Salazar was born in Puerto Princesa, Palawan, one of the island provinces of the Philippines, and moved to Dallas with her family when she was 10 years old. She has lived in the United States for 12 years, but the Philippines has not ceased to be her home.
“I felt utterly helpless because I felt so far away,” the University of Dallas senior said about her reaction to the typhoon, “and I know how difficult life is in the Philippines in general. People have to work hard for everything they have.”
Some 14.9 million people were affected in the two hours during which Yolanda pounded the country. At least 4.1 million were displaced and the death toll has reached at least 5,000. Salazar knew she had to help. The Salazars were determined to contribute their time and their talent to help the victims of the storm.
When the family first arrived in Dallas from the Philippines, Salazar’s father worked as the music director at their local church. Camille and other family members joined the choir and, in the process, her younger brother, Paulo, taught himself to play the guitar. Pretty soon, they had become a “sort-of band,” said Salazar.

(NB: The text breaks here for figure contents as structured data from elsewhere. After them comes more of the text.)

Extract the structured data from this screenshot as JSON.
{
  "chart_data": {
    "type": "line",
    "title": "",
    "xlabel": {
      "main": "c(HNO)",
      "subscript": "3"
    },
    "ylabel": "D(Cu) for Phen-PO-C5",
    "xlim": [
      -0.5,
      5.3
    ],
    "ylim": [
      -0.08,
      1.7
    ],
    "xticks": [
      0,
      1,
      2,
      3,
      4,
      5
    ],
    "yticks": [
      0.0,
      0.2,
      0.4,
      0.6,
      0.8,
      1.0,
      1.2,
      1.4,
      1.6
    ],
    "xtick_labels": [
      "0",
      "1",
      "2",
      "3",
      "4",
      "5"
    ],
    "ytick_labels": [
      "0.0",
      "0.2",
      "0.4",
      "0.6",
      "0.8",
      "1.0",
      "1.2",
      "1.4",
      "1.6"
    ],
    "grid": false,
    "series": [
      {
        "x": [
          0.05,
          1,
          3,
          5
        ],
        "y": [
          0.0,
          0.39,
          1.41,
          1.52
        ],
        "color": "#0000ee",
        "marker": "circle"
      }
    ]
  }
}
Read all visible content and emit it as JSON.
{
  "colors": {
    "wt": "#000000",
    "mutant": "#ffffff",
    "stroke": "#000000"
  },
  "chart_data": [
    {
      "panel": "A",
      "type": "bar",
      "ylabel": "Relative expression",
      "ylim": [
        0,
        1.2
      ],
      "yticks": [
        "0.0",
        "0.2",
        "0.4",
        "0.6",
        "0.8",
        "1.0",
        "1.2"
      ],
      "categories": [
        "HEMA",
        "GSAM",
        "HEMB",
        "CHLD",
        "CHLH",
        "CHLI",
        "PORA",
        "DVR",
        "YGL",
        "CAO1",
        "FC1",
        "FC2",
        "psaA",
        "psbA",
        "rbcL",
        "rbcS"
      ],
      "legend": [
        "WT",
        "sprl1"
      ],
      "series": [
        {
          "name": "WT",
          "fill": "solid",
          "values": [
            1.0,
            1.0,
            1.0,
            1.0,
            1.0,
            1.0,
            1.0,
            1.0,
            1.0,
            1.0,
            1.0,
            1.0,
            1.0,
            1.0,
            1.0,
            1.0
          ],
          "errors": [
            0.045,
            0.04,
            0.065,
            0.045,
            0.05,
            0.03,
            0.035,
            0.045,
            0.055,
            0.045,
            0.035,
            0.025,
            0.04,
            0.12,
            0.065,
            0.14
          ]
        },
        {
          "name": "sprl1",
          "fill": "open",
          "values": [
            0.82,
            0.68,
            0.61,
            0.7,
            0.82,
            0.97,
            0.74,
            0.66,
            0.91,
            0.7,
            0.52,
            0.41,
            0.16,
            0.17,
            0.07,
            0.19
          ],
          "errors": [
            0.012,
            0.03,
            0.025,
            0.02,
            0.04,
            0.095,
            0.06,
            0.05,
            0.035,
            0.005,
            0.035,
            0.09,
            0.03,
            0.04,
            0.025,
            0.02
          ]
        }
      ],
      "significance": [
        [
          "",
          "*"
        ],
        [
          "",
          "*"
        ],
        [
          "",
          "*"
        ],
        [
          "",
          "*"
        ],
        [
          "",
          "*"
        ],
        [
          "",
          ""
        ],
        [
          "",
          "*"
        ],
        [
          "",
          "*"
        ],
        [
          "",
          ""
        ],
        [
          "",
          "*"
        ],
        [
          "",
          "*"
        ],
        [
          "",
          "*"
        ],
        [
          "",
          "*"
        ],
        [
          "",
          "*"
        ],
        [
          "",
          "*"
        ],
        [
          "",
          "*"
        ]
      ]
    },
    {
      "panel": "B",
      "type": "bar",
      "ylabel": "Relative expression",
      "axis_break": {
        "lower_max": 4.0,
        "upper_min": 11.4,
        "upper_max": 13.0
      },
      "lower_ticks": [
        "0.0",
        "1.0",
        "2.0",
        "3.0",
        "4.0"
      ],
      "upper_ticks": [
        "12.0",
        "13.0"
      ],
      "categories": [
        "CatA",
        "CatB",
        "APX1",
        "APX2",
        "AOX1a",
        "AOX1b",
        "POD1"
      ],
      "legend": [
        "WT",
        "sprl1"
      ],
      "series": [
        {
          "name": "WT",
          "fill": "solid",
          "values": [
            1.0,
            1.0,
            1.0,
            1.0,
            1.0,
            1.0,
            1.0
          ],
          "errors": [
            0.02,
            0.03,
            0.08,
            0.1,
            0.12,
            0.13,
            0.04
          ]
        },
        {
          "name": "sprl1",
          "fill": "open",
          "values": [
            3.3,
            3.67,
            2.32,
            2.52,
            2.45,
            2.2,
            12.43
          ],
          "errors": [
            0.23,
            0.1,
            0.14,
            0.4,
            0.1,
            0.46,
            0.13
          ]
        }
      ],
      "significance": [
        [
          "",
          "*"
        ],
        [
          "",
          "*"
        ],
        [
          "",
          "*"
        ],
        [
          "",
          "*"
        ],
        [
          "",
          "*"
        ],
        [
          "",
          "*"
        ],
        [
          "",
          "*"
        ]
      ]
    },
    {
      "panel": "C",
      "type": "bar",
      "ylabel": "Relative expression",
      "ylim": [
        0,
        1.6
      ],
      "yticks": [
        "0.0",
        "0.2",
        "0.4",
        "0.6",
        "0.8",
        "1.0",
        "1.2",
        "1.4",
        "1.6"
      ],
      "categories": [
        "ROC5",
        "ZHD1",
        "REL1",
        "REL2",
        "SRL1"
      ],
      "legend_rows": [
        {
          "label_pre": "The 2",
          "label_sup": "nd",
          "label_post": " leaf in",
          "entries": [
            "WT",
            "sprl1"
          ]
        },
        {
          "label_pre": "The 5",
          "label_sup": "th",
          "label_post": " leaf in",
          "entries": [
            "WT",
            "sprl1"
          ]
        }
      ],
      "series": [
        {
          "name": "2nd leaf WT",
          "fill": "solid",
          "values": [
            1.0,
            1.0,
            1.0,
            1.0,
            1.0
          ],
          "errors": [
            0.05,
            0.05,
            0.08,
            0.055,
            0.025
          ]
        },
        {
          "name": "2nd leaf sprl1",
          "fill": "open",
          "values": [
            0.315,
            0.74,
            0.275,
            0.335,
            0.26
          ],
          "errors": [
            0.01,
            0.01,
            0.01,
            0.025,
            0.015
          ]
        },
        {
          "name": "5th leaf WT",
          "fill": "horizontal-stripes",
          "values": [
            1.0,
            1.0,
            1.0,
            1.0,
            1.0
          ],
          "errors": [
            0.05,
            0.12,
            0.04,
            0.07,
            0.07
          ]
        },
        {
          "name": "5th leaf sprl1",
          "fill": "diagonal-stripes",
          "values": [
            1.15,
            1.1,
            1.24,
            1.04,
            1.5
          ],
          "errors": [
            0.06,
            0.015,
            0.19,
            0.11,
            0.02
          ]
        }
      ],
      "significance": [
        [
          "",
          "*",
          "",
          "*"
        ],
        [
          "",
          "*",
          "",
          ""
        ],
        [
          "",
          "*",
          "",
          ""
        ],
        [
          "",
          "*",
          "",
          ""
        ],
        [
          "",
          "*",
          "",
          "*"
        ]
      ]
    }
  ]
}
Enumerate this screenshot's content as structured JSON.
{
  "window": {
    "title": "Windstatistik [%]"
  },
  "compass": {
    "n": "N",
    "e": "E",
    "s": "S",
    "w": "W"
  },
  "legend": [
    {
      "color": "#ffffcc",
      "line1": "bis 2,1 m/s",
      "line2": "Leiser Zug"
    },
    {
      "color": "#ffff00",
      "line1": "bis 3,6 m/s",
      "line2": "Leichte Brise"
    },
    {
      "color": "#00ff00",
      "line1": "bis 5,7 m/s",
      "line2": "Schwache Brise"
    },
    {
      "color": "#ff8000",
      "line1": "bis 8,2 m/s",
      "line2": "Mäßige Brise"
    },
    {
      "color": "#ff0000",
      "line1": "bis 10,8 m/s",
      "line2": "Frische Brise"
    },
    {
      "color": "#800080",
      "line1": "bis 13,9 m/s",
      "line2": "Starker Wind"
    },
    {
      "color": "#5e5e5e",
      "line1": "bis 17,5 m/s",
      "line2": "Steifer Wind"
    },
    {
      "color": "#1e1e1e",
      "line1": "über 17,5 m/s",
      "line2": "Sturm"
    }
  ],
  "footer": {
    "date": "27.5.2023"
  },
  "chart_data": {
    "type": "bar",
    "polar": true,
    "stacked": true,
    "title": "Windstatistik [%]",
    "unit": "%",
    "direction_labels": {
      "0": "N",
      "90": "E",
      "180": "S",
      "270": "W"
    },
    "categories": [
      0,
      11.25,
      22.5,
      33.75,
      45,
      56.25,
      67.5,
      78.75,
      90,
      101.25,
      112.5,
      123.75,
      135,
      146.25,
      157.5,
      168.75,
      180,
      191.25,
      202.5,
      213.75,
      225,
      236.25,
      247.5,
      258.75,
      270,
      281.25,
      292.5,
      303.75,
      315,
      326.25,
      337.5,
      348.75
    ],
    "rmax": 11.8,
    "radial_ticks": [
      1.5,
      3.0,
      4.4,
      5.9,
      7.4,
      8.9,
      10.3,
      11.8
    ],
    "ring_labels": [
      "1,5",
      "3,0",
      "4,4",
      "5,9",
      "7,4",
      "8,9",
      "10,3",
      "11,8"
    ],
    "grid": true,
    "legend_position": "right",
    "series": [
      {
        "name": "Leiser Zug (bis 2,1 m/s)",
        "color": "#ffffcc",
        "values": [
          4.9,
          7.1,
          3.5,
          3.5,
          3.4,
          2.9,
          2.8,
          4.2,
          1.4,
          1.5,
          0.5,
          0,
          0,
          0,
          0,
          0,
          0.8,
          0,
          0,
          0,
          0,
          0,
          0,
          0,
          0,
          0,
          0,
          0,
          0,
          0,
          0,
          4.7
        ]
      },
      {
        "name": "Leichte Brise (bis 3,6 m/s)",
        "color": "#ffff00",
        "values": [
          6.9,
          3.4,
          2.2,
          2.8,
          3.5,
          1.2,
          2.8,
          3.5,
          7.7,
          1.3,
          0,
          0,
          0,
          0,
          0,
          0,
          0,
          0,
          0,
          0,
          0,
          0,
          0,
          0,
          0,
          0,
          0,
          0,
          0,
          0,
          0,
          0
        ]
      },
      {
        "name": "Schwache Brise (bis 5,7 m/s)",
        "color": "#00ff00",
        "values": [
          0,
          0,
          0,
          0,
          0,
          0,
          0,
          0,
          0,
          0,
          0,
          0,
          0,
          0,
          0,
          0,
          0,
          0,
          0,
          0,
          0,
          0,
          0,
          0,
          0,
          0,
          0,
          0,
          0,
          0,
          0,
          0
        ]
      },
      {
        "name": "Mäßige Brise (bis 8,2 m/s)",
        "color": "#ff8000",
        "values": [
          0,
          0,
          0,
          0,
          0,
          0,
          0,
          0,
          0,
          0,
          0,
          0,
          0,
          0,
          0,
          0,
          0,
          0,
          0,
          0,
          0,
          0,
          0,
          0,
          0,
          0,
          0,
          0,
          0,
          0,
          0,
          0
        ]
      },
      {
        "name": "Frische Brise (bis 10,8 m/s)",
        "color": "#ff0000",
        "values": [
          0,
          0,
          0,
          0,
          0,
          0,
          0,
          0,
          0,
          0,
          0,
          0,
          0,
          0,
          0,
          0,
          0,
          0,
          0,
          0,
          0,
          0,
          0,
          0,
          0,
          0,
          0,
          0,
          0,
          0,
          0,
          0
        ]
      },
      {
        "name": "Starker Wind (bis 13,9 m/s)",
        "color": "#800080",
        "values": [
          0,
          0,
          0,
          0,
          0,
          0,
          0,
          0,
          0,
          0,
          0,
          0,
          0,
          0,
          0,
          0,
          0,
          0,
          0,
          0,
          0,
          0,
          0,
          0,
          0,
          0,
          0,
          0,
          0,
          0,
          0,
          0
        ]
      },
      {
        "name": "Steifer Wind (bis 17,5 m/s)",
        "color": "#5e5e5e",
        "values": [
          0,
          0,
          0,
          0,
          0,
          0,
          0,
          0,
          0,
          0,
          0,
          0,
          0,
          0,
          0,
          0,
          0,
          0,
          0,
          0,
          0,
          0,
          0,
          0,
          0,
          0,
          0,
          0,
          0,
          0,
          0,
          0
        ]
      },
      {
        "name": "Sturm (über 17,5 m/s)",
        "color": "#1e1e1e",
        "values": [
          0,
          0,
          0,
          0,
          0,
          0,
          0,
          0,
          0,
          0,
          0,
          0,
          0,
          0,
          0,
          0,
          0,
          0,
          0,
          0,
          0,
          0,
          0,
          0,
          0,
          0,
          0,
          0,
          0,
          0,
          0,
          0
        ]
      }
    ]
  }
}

“Everything we did, we sang,” she said. “We may not have a lot, but we’re gifted with these abilities to bring joy to other people, and we use that to raise funds for people who are in need of it.”
After hearing about the extensive damage caused by the typhoon, Salazar called her father and asked if it would be possible to set up a benefit concert. With the help of a few friends, she and her family held a concert on Nov. 17, a little more than a week after Yolanda hit.
The event was called “Open Mic, Open Heart: A Benefit Concert for the Victims of Typhoon Haiyan Yolanda,” and it was held at Divine Mercy Catholic Church in Mesquite, Texas. The church works with the Poor Ministry of Couples for Christ Foundation for Family and Life. Salazar’s family selected that group to ensure that 100 percent of the money raised went directly to the Philippines.
An estimated 200 people attended, with those who couldn’t attend sending checks and a few others donating clothes. Many groups performed and food, catered by Salazar’s mother, was sold to add even more to the funds raised.
“People were so responsive, and it was so great, but that was just the beginning of all the opportunities to help the people there,” Salazar said. “It’s not over.”